Ethanol industry suffering like refinery operators

 

 

The nation’s ethanol industry could take a $10 billion hit over the coronavirus pandemic according to the Renewable Fuels Association. Ethanol plant operators are experiencing some of the same pains felt by refineries.

Details came this week in the Oklahoma Farm Report which indicated it will have an impact also on corn growers.

As the COVID-19 pandemic and crude oil glut continue to ravage world fuel markets, U.S. ethanol sales in 2020 could fall by more than $10 billion and the industry’s contribution to gross domestic product (GDP) could drop by nearly one-third, according to a new analysis released today by the Renewable Fuels Association (RFA). The economic losses stem from a “pernicious combination of steep production cuts and sharply lower prices” in response to COVID-19 stay-at-home orders and the resulting collapse in fuel consumption, according to the report.

RFA warned that these economic damages go far beyond the ethanol sector. America’s farmers will also be negatively impacted, as ethanol typically provides a market for two out of every five rows of corn and more than one-third of the annual sorghum crop. Meanwhile, the industry normally supports 350,000 jobs across all sectors of the economy, and contributes valuable co-products like distillers grains, corn distillers oil, and captured carbon dioxide to the food supply chain.

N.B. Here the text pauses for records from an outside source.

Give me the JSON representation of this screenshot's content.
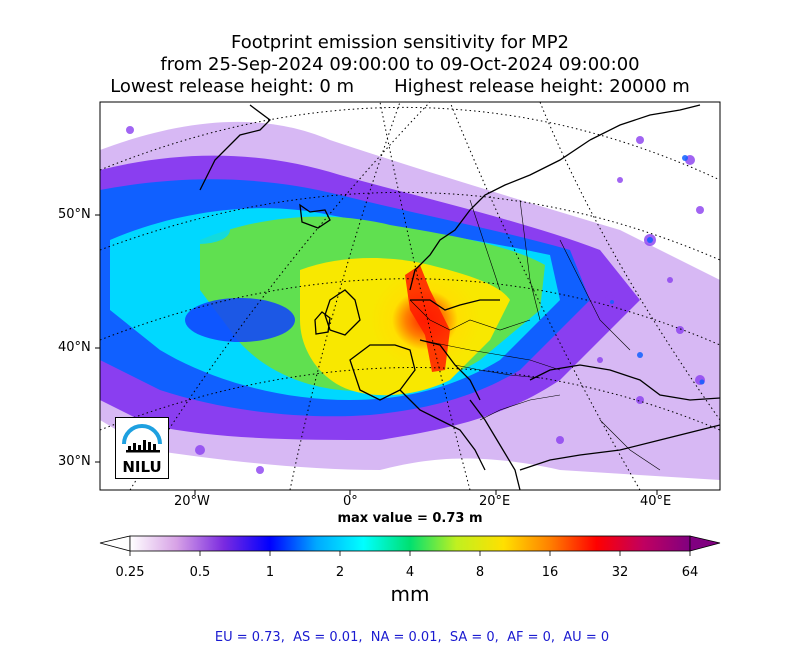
{
  "title": {
    "line1": "Footprint emission sensitivity for MP2",
    "line2": "from 25-Sep-2024 09:00:00 to 09-Oct-2024 09:00:00",
    "line3": "Lowest release height: 0 m       Highest release height: 20000 m"
  },
  "map": {
    "lat_labels": [
      "50°N",
      "40°N",
      "30°N"
    ],
    "lon_labels": [
      "20°W",
      "0°",
      "20°E",
      "40°E"
    ],
    "logo_text": "NILU"
  },
  "max_value_text": "max value = 0.73 m",
  "colorbar": {
    "tick_labels": [
      "0.25",
      "0.5",
      "1",
      "2",
      "4",
      "8",
      "16",
      "32",
      "64"
    ],
    "unit": "mm",
    "colors": [
      "#ffffff",
      "#d7a2e6",
      "#7b2be0",
      "#0000ff",
      "#00a8ff",
      "#00ffff",
      "#00e070",
      "#c0f020",
      "#ffe000",
      "#ff8000",
      "#ff0000",
      "#c00060",
      "#800080"
    ]
  },
  "region_summary": "EU = 0.73,  AS = 0.01,  NA = 0.01,  SA = 0,  AF = 0,  AU = 0"
}
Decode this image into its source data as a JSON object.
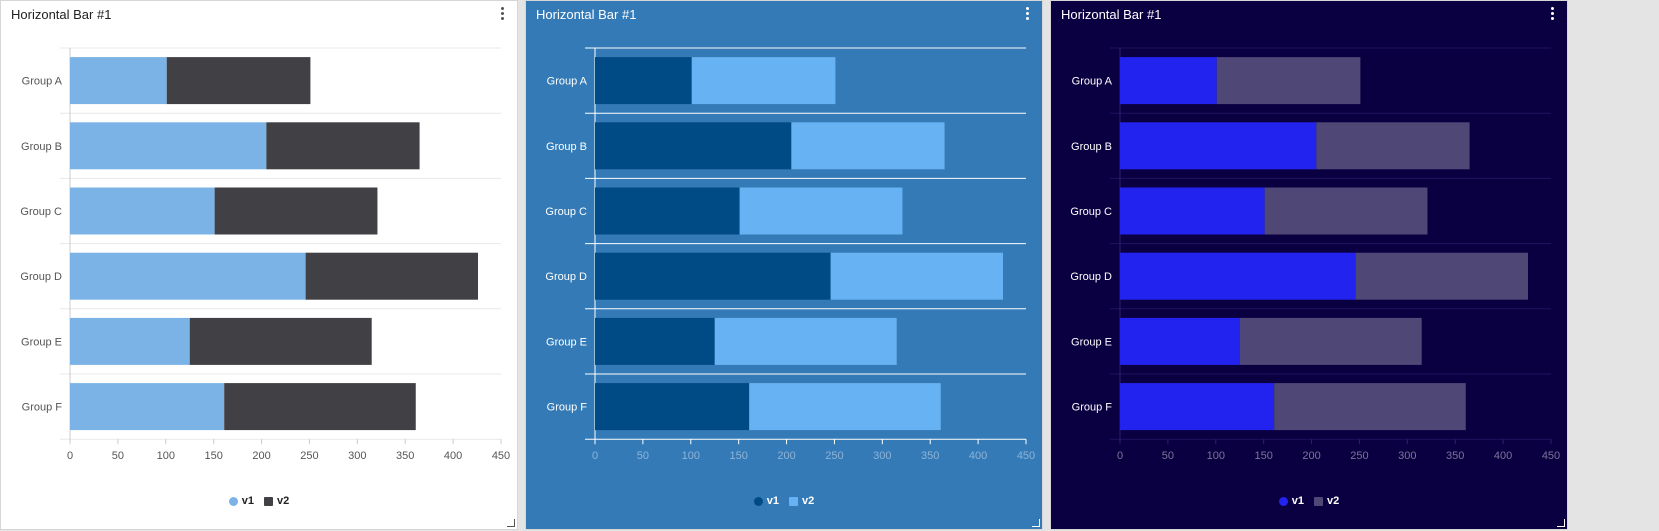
{
  "panels": [
    {
      "id": "light",
      "title": "Horizontal Bar #1",
      "theme": {
        "background": "#ffffff",
        "title_color": "#222222",
        "label_color": "#555555",
        "tick_color": "#555555",
        "grid_color": "#e8e8e8",
        "axis_color": "#cccccc",
        "legend_text": "#222222",
        "icon_color": "#555555"
      },
      "chart_data": {
        "type": "bar",
        "orientation": "horizontal",
        "stacked": true,
        "categories": [
          "Group A",
          "Group B",
          "Group C",
          "Group D",
          "Group E",
          "Group F"
        ],
        "series": [
          {
            "name": "v1",
            "color": "#7cb3e6",
            "values": [
              101,
              205,
              151,
              246,
              125,
              161
            ]
          },
          {
            "name": "v2",
            "color": "#404045",
            "values": [
              150,
              160,
              170,
              180,
              190,
              200
            ]
          }
        ],
        "xlim": [
          0,
          450
        ],
        "xticks": [
          0,
          50,
          100,
          150,
          200,
          250,
          300,
          350,
          400,
          450
        ],
        "legend_position": "bottom"
      }
    },
    {
      "id": "blue",
      "title": "Horizontal Bar #1",
      "theme": {
        "background": "#337ab7",
        "title_color": "#ffffff",
        "label_color": "#ffffff",
        "tick_color": "#8fb3d6",
        "grid_color": "#ffffff",
        "axis_color": "#ffffff",
        "legend_text": "#ffffff",
        "icon_color": "#ffffff"
      },
      "chart_data": {
        "type": "bar",
        "orientation": "horizontal",
        "stacked": true,
        "categories": [
          "Group A",
          "Group B",
          "Group C",
          "Group D",
          "Group E",
          "Group F"
        ],
        "series": [
          {
            "name": "v1",
            "color": "#004a86",
            "values": [
              101,
              205,
              151,
              246,
              125,
              161
            ]
          },
          {
            "name": "v2",
            "color": "#67b2f2",
            "values": [
              150,
              160,
              170,
              180,
              190,
              200
            ]
          }
        ],
        "xlim": [
          0,
          450
        ],
        "xticks": [
          0,
          50,
          100,
          150,
          200,
          250,
          300,
          350,
          400,
          450
        ],
        "legend_position": "bottom"
      }
    },
    {
      "id": "dark",
      "title": "Horizontal Bar #1",
      "theme": {
        "background": "#0a0041",
        "title_color": "#ffffff",
        "label_color": "#ffffff",
        "tick_color": "#777799",
        "grid_color": "#1c1460",
        "axis_color": "#2a2270",
        "legend_text": "#ffffff",
        "icon_color": "#ffffff"
      },
      "chart_data": {
        "type": "bar",
        "orientation": "horizontal",
        "stacked": true,
        "categories": [
          "Group A",
          "Group B",
          "Group C",
          "Group D",
          "Group E",
          "Group F"
        ],
        "series": [
          {
            "name": "v1",
            "color": "#2323f0",
            "values": [
              101,
              205,
              151,
              246,
              125,
              161
            ]
          },
          {
            "name": "v2",
            "color": "#4f4775",
            "values": [
              150,
              160,
              170,
              180,
              190,
              200
            ]
          }
        ],
        "xlim": [
          0,
          450
        ],
        "xticks": [
          0,
          50,
          100,
          150,
          200,
          250,
          300,
          350,
          400,
          450
        ],
        "legend_position": "bottom"
      }
    }
  ]
}
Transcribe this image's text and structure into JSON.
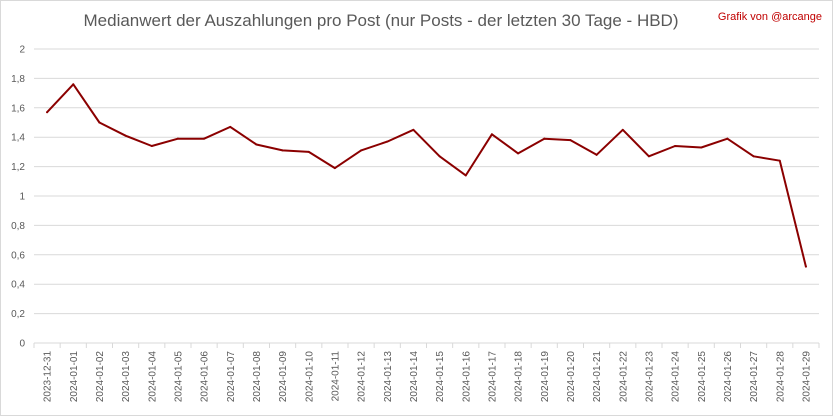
{
  "title": "Medianwert der Auszahlungen pro Post (nur Posts - der letzten 30 Tage - HBD)",
  "credit": "Grafik von @arcange",
  "colors": {
    "line": "#8b0000",
    "grid": "#d9d9d9",
    "text": "#595959",
    "credit": "#c00000"
  },
  "chart_data": {
    "type": "line",
    "title": "Medianwert der Auszahlungen pro Post (nur Posts - der letzten 30 Tage - HBD)",
    "xlabel": "",
    "ylabel": "",
    "ylim": [
      0,
      2
    ],
    "yticks": [
      "0",
      "0,2",
      "0,4",
      "0,6",
      "0,8",
      "1",
      "1,2",
      "1,4",
      "1,6",
      "1,8",
      "2"
    ],
    "grid": true,
    "legend": "none",
    "categories": [
      "2023-12-31",
      "2024-01-01",
      "2024-01-02",
      "2024-01-03",
      "2024-01-04",
      "2024-01-05",
      "2024-01-06",
      "2024-01-07",
      "2024-01-08",
      "2024-01-09",
      "2024-01-10",
      "2024-01-11",
      "2024-01-12",
      "2024-01-13",
      "2024-01-14",
      "2024-01-15",
      "2024-01-16",
      "2024-01-17",
      "2024-01-18",
      "2024-01-19",
      "2024-01-20",
      "2024-01-21",
      "2024-01-22",
      "2024-01-23",
      "2024-01-24",
      "2024-01-25",
      "2024-01-26",
      "2024-01-27",
      "2024-01-28",
      "2024-01-29"
    ],
    "series": [
      {
        "values": [
          1.57,
          1.76,
          1.5,
          1.41,
          1.34,
          1.39,
          1.39,
          1.47,
          1.35,
          1.31,
          1.3,
          1.19,
          1.31,
          1.37,
          1.45,
          1.27,
          1.14,
          1.42,
          1.29,
          1.39,
          1.38,
          1.28,
          1.45,
          1.27,
          1.34,
          1.33,
          1.39,
          1.27,
          1.24,
          0.52
        ]
      }
    ]
  }
}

Building on the results from a recent Purdue University study, the RFA analysis estimates that ethanol production could fall by approximately 3 billion gallons in 2020, representing a nearly 20 percent cut from levels that would have otherwise been expected. Mainly due to lower usage and high inventories, ethanol prices could be 56 cents per gallon lower on average from March to December than they otherwise would have been; as a result, ethanol sales fall to $12.5 billion in 2020, a 46 percent reduction from the $23 billion that would have been expected absent COVID-19.